Harvard should engage in deep, meaningful and ongoing conversations with the groups that organized this survey, and others as well. Decisions like the Presidency and social group sanctions should not come as a surprise to this body. Rather, decisions should be made with your input
3. Please state your views on affirmative action and race-conscious admissions.
Racial diversity at Harvard is a gift. We must preserve it. Harvard should vociferously defend the value of racial diversity, and diversity of all types even in, and especially during federal investigation.
I support a race-conscious admissions policy. I also support aggressively pursuing a diverse class with respect to culture, gender identity, sexual identity, economic background, geography and interests.
4. What do you think Harvard's role should be in creating a more equitable, inclusive and just society?
There are so many ways Harvard can work towards a more equitable, inclusive and just society, however three broad categories include:
Fostering the Intellectual Foundations- As an academic institution, it is imperative that Harvard continue to fund, promote, acknowledge and honor academic work that questions inequity, and promotes a just society. Truly any academic discipline and investigation can be driven in the direction of justice. If incentivized, knowledge from all fields can be utilized to improve the lives of the most marginalized. As an institution, we must reward and honor this work as important scholarly contribution.
Developing Programs and Leaders- Harvard has always produced leaders. This begins with admissions and recruitment. It also permeates programming that helps students transition into leaders who advocate for, fight for, and work towards a more equitable, inclusive and just society. We must invest in the student groups, student life resources and novel programming that teach leaders how to be advocates for justice.
Modeling- Harvard has a platform and a sounding board like few other institutions. Once intellectual content and programs promoting equity are established, Harvard should proudly share its findings with other academic (and non-academic) institutions.
5. What steps have you taken to bring diversity and inclusion to your workplace or to an organization that you have been involved with?
Addressing and combating health and educational disparities is central to my professional life.
Our daily clinical work is about providing access and care to all and in particular to those who have no other access to health care.
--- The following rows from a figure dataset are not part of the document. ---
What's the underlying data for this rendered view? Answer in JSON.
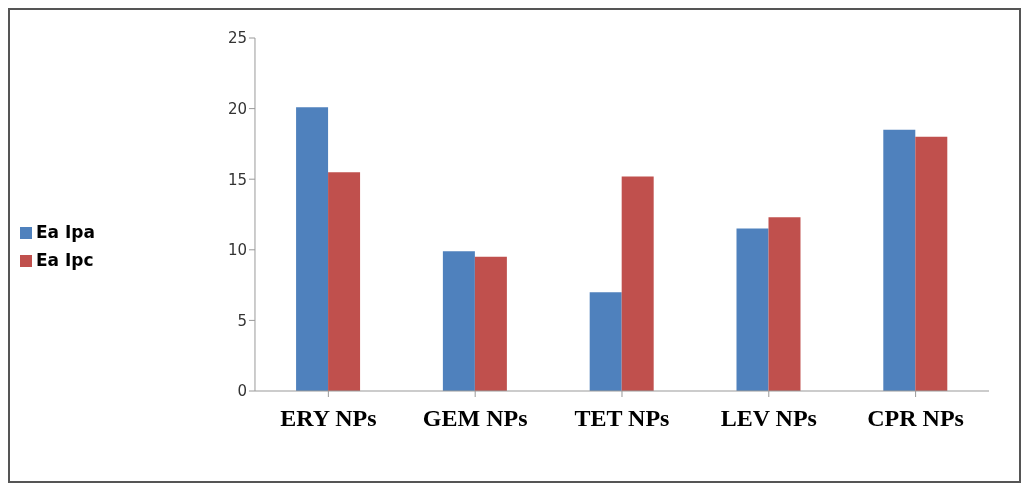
{
  "chart_data": {
    "type": "bar",
    "categories": [
      "ERY NPs",
      "GEM NPs",
      "TET NPs",
      "LEV NPs",
      "CPR NPs"
    ],
    "series": [
      {
        "name": "Ea Ipa",
        "color": "#4f81bd",
        "values": [
          20.1,
          9.9,
          7.0,
          11.5,
          18.5
        ]
      },
      {
        "name": "Ea Ipc",
        "color": "#c0504d",
        "values": [
          15.5,
          9.5,
          15.2,
          12.3,
          18.0
        ]
      }
    ],
    "ylim": [
      0,
      25
    ],
    "yticks": [
      0,
      5,
      10,
      15,
      20,
      25
    ],
    "grid": false,
    "legend": "left"
  }
}
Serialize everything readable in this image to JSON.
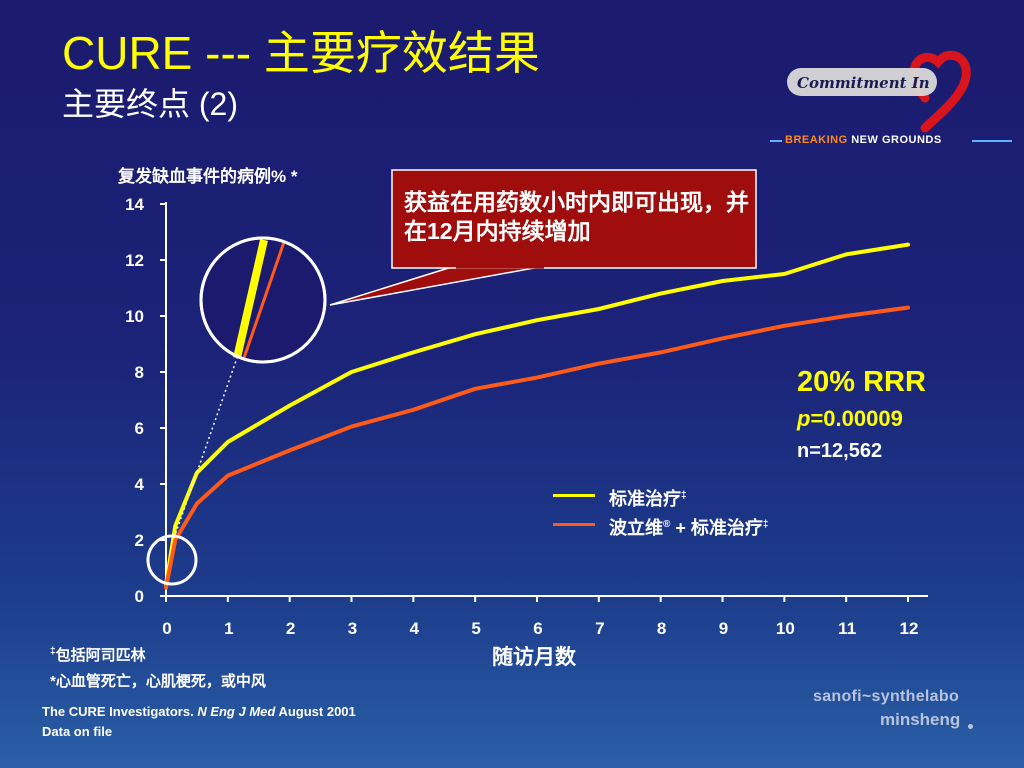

This also requires working systemically to advocate for increased access to healthcare, education and the resources necessary to keep kids healthy.
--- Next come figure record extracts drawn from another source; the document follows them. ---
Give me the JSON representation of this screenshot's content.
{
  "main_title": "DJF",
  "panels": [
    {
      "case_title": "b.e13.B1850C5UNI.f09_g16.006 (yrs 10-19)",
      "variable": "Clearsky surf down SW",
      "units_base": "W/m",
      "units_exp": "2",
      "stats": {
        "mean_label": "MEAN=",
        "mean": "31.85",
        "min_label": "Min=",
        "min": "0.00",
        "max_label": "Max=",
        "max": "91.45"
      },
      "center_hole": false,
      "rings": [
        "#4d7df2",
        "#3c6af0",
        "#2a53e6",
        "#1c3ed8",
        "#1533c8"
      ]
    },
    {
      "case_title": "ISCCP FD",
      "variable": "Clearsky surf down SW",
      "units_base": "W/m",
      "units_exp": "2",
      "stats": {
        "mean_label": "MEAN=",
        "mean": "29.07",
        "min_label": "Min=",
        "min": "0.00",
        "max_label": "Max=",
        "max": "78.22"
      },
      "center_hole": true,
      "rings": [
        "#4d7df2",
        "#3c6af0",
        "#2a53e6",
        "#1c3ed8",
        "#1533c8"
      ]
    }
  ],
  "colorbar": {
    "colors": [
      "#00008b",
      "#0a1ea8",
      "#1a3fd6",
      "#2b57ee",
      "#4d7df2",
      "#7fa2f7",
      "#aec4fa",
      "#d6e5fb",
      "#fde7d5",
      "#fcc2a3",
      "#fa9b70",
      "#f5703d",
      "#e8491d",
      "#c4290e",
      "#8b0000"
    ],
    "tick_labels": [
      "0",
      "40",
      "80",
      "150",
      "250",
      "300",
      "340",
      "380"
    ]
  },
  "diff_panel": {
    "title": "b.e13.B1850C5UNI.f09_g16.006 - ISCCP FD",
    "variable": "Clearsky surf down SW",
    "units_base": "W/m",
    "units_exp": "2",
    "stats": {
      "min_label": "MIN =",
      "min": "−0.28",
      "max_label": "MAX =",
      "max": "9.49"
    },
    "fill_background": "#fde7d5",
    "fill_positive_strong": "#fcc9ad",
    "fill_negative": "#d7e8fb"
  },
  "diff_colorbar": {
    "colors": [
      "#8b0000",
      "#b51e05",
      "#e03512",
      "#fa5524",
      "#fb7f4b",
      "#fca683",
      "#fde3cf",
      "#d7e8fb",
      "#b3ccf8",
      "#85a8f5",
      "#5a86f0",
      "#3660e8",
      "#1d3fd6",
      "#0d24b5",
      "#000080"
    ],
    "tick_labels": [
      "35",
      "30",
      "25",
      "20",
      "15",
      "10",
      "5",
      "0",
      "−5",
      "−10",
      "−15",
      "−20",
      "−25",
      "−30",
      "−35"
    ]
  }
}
While a medical student, I helped to started a course on Native American and Rural Health Disparities. News media has highlighted the underfunding of the VA system and yet we rarely hear about the chronic underfunding at Indian Health Services. Working to address this inequity is an important aspect of our work.
My colleague and I recently wrote a textbook about using medical practice as a means to addressing inequities that exist in the health system. It is entitled: Global Child Health: A Toolkit to Address Health Disparities.
I have the privilege of serving on a Medical School Admissions committee. Both our secondary application process as well as interviews emphasizes not only what diversity an individual brings to a class but also how they have learned from the diversity around them. These are qualities and sentiments we value deeply with every candidate who will provide care for our diverse community.